En el centro de la historia está Mattia (un muy buen Fabrizio Calfapietra que se impone en el escenario tanto con su voz como con su físico) que celebra su 33 cumpleaños. Pero el suyo es un cumpleaños inusual, se desea un feliz cumpleaños y en lugar de un pastel con velas, tiene frente a él un simple plato de leche y cereal. Los mensajes de saludo viajan rápido en el móvil y muchos se quejan de que hace mucho que no los ven . Pero Mattia vive en total soledad, atrincherado en la realidad virtual. Y aquí, como en la mejor tradición griega, aparece el Otro (Simone Tudda), la conciencia pero al mismo tiempo la inconsciencia de Mattia. Un coro griego etiquetado como 2026.
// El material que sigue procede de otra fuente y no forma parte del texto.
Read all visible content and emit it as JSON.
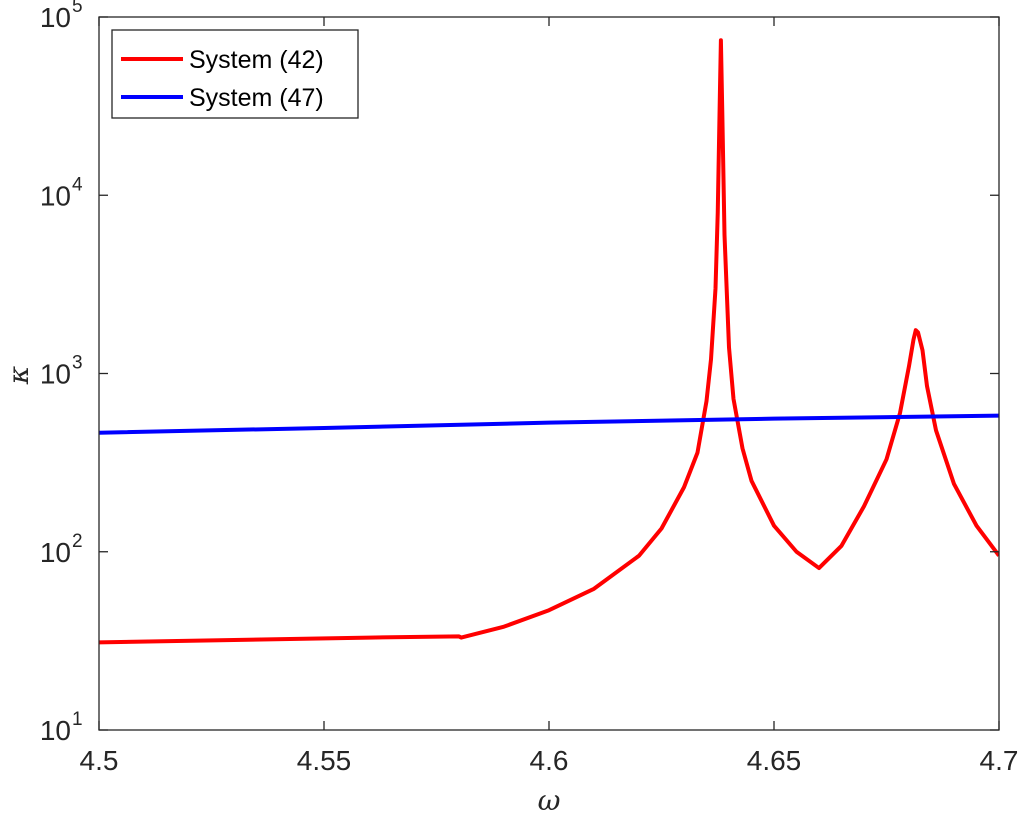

El Otro le arroja la realidad a la cara a Mattia y, como un psicoanalista, lo obliga a retroceder en el tiempo. cuando en una finca provinciana, el protagonista con sólo nueve años, descubre por primera vez cómo lo ven los demás.Y no se gustaba a sí mismo, se sentía juzgado, fuera de lugar y fuera de contexto. Como dice el programa, “el individuo se cancela para encontrar un sentimiento de perfección que la realidad biológica le niega, caminando finalmente hacia la luz y para siempre”.

El director Andrea Piazza consigue evocar en escena los diferentes niveles narrativos del flujo de conciencia de Mattia con algunos trucos realmente interesantes.aunque sencillo pero innovador entre juegos de sombras chinos y proyectores sobre un gran mantel blanco,que no son más que las sábanas de la cama donde ahora vive Mattia.

Pero, ¿será posible alguna vez cuando cada uno de nosotros pueda recuperar la posesión de su propio cuerpo, de nuestra propia conciencia y de nuestra propia vida?